Hope this is helpful, I haven't submitted a PR here before so let me know if I've got any etiquette wrong :).
Let me know if there are any changes you'd like.

Summary

This PR limits memory usage in MultiHeadAttention. It sets a maximum size (max_chunk_size_mb) for the attn_logits tensor. If the tensor size is below max_chunk_size_mb, everything proceeds normally, if it is above this size, attn_logits is evaluated in chunks rather than ever being fully materialised. This allows limiting memory usage to what will fit in the machine, and as a bonus also sometimes provides a performance boost.

Correctness Testing

I've run this through attention_test.py and run my own test scripts, using random tensors for query, key, value and mask and checking that the results are identical between the original implementation and the PR.

Performance Testing

CPU

I've run 18 different performance tests on CPU with different values of key_size, num_heads and query shape, all using self attention. For small inputs the calculation is the same so there's no difference, and for sufficiently large inputs, the old calculation runs out of memory while the new one works fine. In between these two, we see a substantial memory usage reduction, and a modest speed improvement (presumably due to better caching).

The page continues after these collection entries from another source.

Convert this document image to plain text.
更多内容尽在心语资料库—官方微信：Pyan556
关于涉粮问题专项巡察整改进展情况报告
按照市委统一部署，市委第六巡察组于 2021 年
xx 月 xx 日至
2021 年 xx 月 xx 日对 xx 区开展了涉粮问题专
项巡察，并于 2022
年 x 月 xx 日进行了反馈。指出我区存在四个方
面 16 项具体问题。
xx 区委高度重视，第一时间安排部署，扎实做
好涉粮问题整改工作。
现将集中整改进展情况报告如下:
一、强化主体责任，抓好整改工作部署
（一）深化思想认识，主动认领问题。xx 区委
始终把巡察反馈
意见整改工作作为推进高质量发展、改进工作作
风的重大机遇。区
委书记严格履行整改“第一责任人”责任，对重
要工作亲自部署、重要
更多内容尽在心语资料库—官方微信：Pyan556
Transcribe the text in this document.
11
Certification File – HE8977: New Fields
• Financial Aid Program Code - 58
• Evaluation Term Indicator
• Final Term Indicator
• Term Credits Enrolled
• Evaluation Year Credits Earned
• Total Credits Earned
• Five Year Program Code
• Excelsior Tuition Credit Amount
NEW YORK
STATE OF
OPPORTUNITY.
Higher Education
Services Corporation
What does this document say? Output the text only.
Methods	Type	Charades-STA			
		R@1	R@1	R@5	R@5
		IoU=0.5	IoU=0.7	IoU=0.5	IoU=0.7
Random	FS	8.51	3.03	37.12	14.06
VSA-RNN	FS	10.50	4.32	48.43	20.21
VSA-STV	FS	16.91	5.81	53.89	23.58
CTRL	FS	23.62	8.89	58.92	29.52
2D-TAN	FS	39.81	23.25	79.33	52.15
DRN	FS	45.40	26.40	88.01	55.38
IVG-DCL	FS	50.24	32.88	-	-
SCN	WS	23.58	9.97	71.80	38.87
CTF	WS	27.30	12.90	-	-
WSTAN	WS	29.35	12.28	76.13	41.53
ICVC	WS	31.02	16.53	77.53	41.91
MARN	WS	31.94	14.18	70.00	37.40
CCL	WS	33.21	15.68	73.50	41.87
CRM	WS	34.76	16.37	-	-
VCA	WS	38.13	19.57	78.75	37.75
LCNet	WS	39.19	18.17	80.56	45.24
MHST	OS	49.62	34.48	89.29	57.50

For instance, with the parameters:

key_size = 64
num_heads = 32
h = jax.random.normal(jax.random.PRNGKey(42), [1,10000,1024])
max_chunk_size_mb = 1000

This change resulted in:

• a 27% speedup (12.1s to 3.8s) and
• a 6x drop in memory usage (28.8GB to 4.4Gb)

GPU

I did the bulk of this profiling on CPU because I couldn't work out a good peak memory profiling setup on GPU, but testing shows that this also allows calculations to fit in GPU ram that otherwise wouldn't.

For example, using the parameters:

key_size = 64
num_heads = 32
h = jax.random.normal(jax.random.PRNGKey(42), [1,30000,1024])
max_chunk_size_mb = 1000

I can calculate self attention in 3.6s on a 12GB card using the new version.
In the previous version I get an OOM error, since at least 115GB of VRAM would have been required.

The speedup on the GPU seems to be a bit smaller, though both the new and original code are showing a variance of around 10% in my tests so it's difficult to pin down an exact number. If you've got any tips on how to benchmark this (or peak GPU RAM) accurately I'd appreciate them.

Implementation notes

I've tried to keep to your code style as much as possible, let me know if there's anything that would be better changed.

The test/benchmark scripts I used with this are pretty hacky, but if there is anywhere you'd like additional tests added let me know.

I've added a new argument max_chunk_size_mb with a default value of 1GB. This value works well as a default from my testing. It's big enough to give a performance boost (values below 100MB or so can hurt performance), and small enough to have an effect on memory usage. However, obviously this is going to be subject to tuning for individual machines. Let me know if you'd prefer something different API-wise.

The idea behind this is based on FlashAttention, but it's a much simpler implementation because it only slices the tensor up in one dimension. If I understand it they implement the whole thing in C++ and slice the tensor up in multiple dimensions. I think that gives them a bigger performance boost, but my main focus here was on reducing memory usage and this version seems to do the trick.